遠くない未来に――。

 マリオンの見せた圧倒的過ぎる一撃は、文字通りにアーシュオンの艦隊を潰滅させた。セイレネスの能力を持たない人間には、何が起きたのかまるでわからなかった。海が割れ、空が壊れ……その天変地異の末に残った一隻の空母を真っ二つに破壊した――ようにしか見えなかった。


 しかし、そのタワー・オブ・バベルの発動は、遅きに失したと言わなければならなかった。空母が撃沈される前にかなりの数の艦載機が発艦してしまっており、それらによるの攻撃によって、最前線に展開していたコルベットが四隻も撃沈されてしまった。中には体当たりを食らった艦もあった。一言で言えば、ひどい損失を被ったということになる。


 戦闘の後始末をエディタたちに任せたレベッカは、無言で艦橋の提督席に座った。その表情はとても冷たく、肌は少し青めてさえ見えた。レベッカは自分で端末を操作し、マリオンの乗るアキレウスを呼び出した。すぐに回線が繋がり、レベッカの目の前の端末の空中投影ディスプレイにマリオンの姿が浮かび上がる。


「艦載機による被害は四隻。少なくはありません」


 レベッカはいきなりそう切り出した。


「全員があなたの同期、新人でした」

『……すみません』

「いえ、想定の範囲内です。あなたを育てるための投資だったと思えば高いものではありません」

『それは……』


 画面の中でマリオンは俯いた。その時、「エウロス六機、到着しました」と索敵班から声が上がる。レベッカはパッと表情を輝かせて、メインモニタに映るエウロスの機影に視線を移す。カメラとの距離はかなりあったが、朝日を受けて先陣を駆ける赤い影は、間違いなくカティの大型戦闘機のものだ。敵艦隊の殲滅はもはや時間の問題ということだ。そんなレベッカの表情の変化には気付く余裕もないまま、マリオンは口を動かす。


『司令官、私は――』

「あなたは良くやりました。十分な戦果です」

『そうではなく……』


 マリオンは俯く。レベッカは微笑みかけてやりたいとは思ったのだが、表情筋がこれっぽっちも言う事を聞いてくれなかった。
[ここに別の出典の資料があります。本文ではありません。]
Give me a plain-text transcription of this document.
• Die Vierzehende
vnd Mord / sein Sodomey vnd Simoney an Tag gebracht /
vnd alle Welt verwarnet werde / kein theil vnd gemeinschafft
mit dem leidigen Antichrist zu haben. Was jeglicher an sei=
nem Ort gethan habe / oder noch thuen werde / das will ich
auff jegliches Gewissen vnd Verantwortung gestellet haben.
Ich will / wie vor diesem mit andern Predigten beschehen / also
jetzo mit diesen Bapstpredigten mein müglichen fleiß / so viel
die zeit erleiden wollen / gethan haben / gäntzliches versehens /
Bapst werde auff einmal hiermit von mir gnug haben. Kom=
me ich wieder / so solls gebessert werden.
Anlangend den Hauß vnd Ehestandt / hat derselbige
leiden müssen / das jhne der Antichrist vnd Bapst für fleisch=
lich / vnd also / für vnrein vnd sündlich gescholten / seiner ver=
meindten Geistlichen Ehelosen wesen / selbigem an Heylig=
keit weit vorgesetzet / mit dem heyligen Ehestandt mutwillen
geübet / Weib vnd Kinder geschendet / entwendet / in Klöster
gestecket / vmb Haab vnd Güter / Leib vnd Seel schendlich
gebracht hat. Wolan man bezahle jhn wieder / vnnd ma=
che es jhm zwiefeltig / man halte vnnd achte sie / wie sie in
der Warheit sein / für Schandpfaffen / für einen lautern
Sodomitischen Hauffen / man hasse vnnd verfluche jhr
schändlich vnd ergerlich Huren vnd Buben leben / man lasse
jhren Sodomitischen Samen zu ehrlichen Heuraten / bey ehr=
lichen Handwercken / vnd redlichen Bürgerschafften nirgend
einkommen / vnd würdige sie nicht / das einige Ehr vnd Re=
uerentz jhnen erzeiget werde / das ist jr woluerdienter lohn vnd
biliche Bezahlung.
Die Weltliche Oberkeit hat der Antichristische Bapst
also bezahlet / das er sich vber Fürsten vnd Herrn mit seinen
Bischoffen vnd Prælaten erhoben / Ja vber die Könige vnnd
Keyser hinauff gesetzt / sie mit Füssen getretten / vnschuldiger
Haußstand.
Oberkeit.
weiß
「マリー、あなたに任せたのは私です。新兵たるあなたにあの二隻を任せました。その時点で、ある程度の損害が出ることは知っていました」

『よ、四人も死にました……』

「あの子たちを殺したのはあなたではない」


 画面の中のマリオンは、小さく唇を噛んでいた。今日のこの日は、マリオンの一生の傷となる。死んだクワイアたちは皆、顔見知りだったはずだ。マリオンは今日のこの犠牲の記憶を、事あるごとに呼び起こすことになるだろう。


 でも……仕方ないのよ。


 イザベラ、否、ヴェーラの想いを考えれば。それは、いずれ歩まなければならない修羅の道なのだ。敵味方の屍の上に立たねばならない立場、その意味、その役割。マリオンたちは知ることになるだろう。


 しかも、それも遠くない未来に。


 そう、遠くはないだろう。


 遠くはないのだ。


 レベッカは拳をぎゅっと握り締めた。